Bartłomiej Sienkiewicz z Platformy Obywatelskiej w jednoznaczny sposób odniósł się do kryzysu migracyjnego na pograniczu białorusko-polskim. Były minister spraw wewnętrznych podkreślił, że nie można pozwolić na nielegalne przekręcenie granicy, ale jednocześnie wskazał obowiązki spoczywające na państwie, do którego docierają imigranci.

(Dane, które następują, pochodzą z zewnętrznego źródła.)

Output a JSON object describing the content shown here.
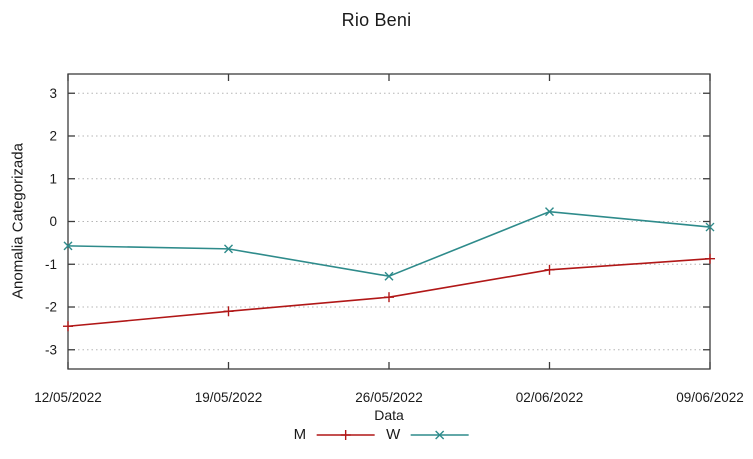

– Nikt nie ma prawa przekraczać nielegalnie granicy polskiej. To jest prawo każdego kraju, żeby wykonywać w tej sprawie swoje obowiązki. To jest także granica zewnętrzna Schengen i my nie możemy tolerować nielegalnego przekraczania granicy – to chcę powiedzieć z całą stanowczością – stwierdził poseł Platformy Obywatelskiej.
Polityk, który w latach 2013-14 kierował resortem spraw wewnętrznych zwrócił jednak uwagę, iż w zaistniałej sytuacji na Polsce spoczywają pewne obowiązki wynikające z norm międzynarodowych.
– Są wyznaczone punkty, w których ci ludzie mogą zostać przyjęci, rozpatrzeni indywidualnie, nikt ich tam do tej pory nie skierował – wskazał Sienkiewicz. – To jest kryzys bezwładzy, właściwie bezrządu. (...) Natomiast rząd jest jak zwykle doskonały w szczuciu na innych ludzi – podsumował.
"Silny kraj nie boi się grupki ludzi uciekających przed wojną"
Jak wspominaliśmy w naTemat.pl, wcześniej w ostrym tonie zachowanie polskich władz w sprawie imigrantów koczujących na linii granicznej skomentował bp Jerzy Samiec.
"Silny kraj nie boi się grupki ludzi uciekających przed wojną i koczujących na pograniczu. Chrześcijański kraj zamiast deklaracji wiary, oferuje dach nad głową i pożywienie" – napisał hierarcha Kościoła Ewangelicko-Augsburskiego.
"Chrystus mówi: cokolwiek uczyniliście jednemu z moich sióstr i braci, mnieście uczynili" – dodał bp Samiec w swoim krótkim oświadczeniu zamieszczonym w mediach społecznościowych.